Densho Digital Archive
Twin Cities JACL Collection
Title: Pearl Yoshikawa Interview
Narrator: Pearl Yoshikawa
Interviewer: Carolyn Nayematsu
Location: Minneapolis, Minnesota
Date: October 12, 2009
Densho ID: denshovh-ypearl-01-0015

<Begin Segment 15>

CN: So both of you are retired now?

PY: Yes. We're hopefully retired. And we lived, we moved over to Apple Valley to the townhouse because our driveway in the south Minneapolis was such a long driveway to the garage and it was so hard for him to shovel all that during the winter months and our house was getting older and a lot of changes to be made, eventually. It was okay at the time we sold it. We moved out to a townhouse, which we really appreciate now.

CN: It sounds like you have made some effort to go back -- you went to Minidoka and then did Ed go to Tule Lake to see, to the reunions there?

PY: Oh, yes, every time they had a reunion which was almost every year, we went to Tule Lake and I went to the Minidoka reunion a couple of times but people, the Tule Lakers, they had reunions a lot more than the other camps, I think.

CN: There's a lot of them, your friends, because, your town.

PY: Right. That's probably another reason why I wanted to go too. Because that's where I got to see my old neighborhood friends, Vancouver.

CN: Minidoka has changed a lot. I suppose Tule Lake area, too, correct?

PY: When we went to visit Tule Lake area, nothing was being done at that time. But I think they have a plaque there now. And then Minidoka, first time we went it was bare but now, which we, about five years ago it was all corn fields...

CN: Oh really?

PY: Uh-huh, agriculture fields.

CN: When you were in camp there, there was nothing, it was pretty barren? The Japanese had to kind of start it, kind of, the gardens.

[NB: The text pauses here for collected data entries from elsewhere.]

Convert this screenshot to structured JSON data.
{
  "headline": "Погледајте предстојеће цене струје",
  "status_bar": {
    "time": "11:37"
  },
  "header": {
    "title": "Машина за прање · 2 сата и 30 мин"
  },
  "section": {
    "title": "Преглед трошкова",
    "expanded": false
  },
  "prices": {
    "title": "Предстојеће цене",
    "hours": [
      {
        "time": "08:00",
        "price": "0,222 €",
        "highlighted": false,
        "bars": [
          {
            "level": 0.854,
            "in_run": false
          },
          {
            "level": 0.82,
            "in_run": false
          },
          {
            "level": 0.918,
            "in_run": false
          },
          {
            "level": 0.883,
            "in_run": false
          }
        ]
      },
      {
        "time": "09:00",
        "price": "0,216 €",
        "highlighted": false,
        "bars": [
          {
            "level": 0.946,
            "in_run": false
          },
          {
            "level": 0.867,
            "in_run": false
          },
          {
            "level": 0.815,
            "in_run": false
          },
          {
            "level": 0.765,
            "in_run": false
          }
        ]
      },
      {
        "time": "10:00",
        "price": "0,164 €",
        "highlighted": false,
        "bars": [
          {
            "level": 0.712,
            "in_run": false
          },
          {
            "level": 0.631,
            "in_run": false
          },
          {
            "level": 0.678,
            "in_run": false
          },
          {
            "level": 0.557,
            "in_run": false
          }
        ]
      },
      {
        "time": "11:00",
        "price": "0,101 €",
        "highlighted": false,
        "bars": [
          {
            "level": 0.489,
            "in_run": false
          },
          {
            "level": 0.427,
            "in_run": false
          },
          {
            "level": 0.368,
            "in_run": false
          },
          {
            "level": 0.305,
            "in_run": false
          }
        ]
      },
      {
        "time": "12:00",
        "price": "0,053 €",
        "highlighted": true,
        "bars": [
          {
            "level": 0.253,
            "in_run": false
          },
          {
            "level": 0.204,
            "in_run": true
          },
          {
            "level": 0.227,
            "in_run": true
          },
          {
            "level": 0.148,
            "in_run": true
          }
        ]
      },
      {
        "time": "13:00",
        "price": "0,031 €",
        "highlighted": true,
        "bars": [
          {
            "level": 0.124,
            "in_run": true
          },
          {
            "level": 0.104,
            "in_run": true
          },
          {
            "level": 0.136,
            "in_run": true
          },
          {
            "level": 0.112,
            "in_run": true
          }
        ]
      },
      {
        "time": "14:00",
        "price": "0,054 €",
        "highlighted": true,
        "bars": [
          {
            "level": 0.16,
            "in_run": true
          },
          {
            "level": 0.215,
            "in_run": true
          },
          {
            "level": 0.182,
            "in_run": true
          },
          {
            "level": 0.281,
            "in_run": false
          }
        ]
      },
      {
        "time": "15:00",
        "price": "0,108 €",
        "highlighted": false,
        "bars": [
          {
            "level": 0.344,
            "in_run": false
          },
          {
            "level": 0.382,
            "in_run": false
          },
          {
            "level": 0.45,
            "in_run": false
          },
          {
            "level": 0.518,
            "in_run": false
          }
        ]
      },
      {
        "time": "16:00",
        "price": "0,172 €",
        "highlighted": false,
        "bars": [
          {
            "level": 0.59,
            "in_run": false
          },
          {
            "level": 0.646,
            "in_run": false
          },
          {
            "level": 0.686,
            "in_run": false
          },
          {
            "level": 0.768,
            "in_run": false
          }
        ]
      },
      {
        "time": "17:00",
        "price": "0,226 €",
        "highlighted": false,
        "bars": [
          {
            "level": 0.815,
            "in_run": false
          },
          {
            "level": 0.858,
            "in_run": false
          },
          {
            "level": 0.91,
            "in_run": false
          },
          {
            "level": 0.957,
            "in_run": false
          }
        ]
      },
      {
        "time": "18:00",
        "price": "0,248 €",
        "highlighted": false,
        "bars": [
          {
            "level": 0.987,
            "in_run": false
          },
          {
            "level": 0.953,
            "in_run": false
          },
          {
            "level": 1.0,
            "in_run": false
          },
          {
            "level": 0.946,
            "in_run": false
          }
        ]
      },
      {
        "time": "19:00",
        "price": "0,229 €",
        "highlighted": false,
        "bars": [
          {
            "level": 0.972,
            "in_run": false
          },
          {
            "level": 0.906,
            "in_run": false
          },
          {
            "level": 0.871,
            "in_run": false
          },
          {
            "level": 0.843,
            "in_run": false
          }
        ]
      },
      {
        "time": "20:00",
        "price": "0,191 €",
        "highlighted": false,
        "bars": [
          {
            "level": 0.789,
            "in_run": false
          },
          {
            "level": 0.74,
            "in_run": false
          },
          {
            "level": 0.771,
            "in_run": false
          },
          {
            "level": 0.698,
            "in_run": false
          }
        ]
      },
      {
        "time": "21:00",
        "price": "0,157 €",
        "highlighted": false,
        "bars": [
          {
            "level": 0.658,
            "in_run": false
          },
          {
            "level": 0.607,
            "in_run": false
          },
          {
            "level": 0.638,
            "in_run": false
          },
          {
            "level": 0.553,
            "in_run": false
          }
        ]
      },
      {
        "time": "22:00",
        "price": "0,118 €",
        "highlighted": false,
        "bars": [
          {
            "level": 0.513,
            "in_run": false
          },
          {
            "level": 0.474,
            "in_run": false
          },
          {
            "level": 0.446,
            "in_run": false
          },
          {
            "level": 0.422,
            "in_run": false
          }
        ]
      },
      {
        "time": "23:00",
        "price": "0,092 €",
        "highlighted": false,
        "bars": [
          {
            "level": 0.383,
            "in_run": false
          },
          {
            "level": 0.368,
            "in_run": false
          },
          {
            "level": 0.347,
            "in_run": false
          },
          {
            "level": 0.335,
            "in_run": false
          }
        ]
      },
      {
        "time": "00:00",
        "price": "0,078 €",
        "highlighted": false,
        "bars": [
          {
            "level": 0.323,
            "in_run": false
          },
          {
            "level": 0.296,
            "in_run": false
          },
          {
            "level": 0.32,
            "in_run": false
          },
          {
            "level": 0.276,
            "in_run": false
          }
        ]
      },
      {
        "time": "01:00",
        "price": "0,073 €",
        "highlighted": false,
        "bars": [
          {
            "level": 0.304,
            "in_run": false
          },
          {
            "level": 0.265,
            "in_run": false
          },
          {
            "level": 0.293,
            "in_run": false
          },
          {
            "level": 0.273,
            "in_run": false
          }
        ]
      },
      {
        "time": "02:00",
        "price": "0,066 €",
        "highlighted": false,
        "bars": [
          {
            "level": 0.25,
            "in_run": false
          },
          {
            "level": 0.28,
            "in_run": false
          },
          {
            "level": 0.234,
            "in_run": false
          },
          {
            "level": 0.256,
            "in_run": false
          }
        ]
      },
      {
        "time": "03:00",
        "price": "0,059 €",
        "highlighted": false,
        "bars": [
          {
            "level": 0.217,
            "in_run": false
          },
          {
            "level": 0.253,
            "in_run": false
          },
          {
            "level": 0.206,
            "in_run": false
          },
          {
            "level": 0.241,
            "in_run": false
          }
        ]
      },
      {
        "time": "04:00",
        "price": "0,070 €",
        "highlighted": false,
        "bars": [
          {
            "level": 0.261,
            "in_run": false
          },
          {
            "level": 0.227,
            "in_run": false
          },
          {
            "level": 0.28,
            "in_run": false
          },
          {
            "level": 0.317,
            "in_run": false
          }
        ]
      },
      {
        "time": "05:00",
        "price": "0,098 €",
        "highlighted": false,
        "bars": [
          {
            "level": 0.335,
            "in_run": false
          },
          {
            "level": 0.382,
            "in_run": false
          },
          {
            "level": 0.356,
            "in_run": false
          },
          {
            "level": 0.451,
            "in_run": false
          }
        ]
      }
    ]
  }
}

PY: Right. The camp had a garden and they grew some of their things there and I suppose they kind of gave some incentive for the people around them that they could grow things too if they would clear the land and give it some water, you know. And Ed went to visit, we went to visit Topaz area not too long ago and that was pretty, well, there was some farming done nearby but it was pretty barren. We ran into Manzanar area and that was, I think there were some activities around that camp except where the camp was is pretty barren. So...

CN: Well, I have, did you have anything else that you would like to relate that I have not covered?

PY: No I think you've covered quite a bit more...

CN: You said your children are not too interested. Of course they're kind of young yet...

PY: Well they're not so young. They're nearing sixty now.

CN: Have they gone on the pilgrimages with you?

PY: No, no. Well one of them did. To Heart Mountain. We were nearby. We went out together to the Black Hills and then we went out to Cody and Heart Mountain is not too far from Cody, Wyoming.. And so we did a lot with our children, especially Joanne and Mark, the oldest, their family. We went on trips a lot together and so we happened to come close to Heart Mountain so we stopped there for a bit. And so she showed emotions to think that we were in camps, you know.

CN: Well, if you're like my mother, when I was growing up, I thought camp was a fun place. It wasn't until I was a teenager that I really realized that that wasn't what the reason was.

PY: But you know, you talk about being in camp and incarcerated and it sounds terrible, but the government didn't really treat us that harshly. Yes, there was a barbed wire and guards around but I don't know if they continued to have guards but I can't compare ourselves with the situation with the Jewish people. So I don't have that have that hard of feelings against America. I think through panic they did what they did and our parents were not citizens so they had their little questions about that, you know. They didn't understand so neither did we. So what a reaction. But I'm sure we wouldn't have tried anything against America. No, I don't think so. But it's one of those situations.

CN: Right. And plus you had siblings over in Japan so I imagine that was hard.

PY: Yes, it was difficult, I'm sure our parents and all the other Isseis really had a mixed reaction about the whole thing.

CN: Well, thank you for your interview.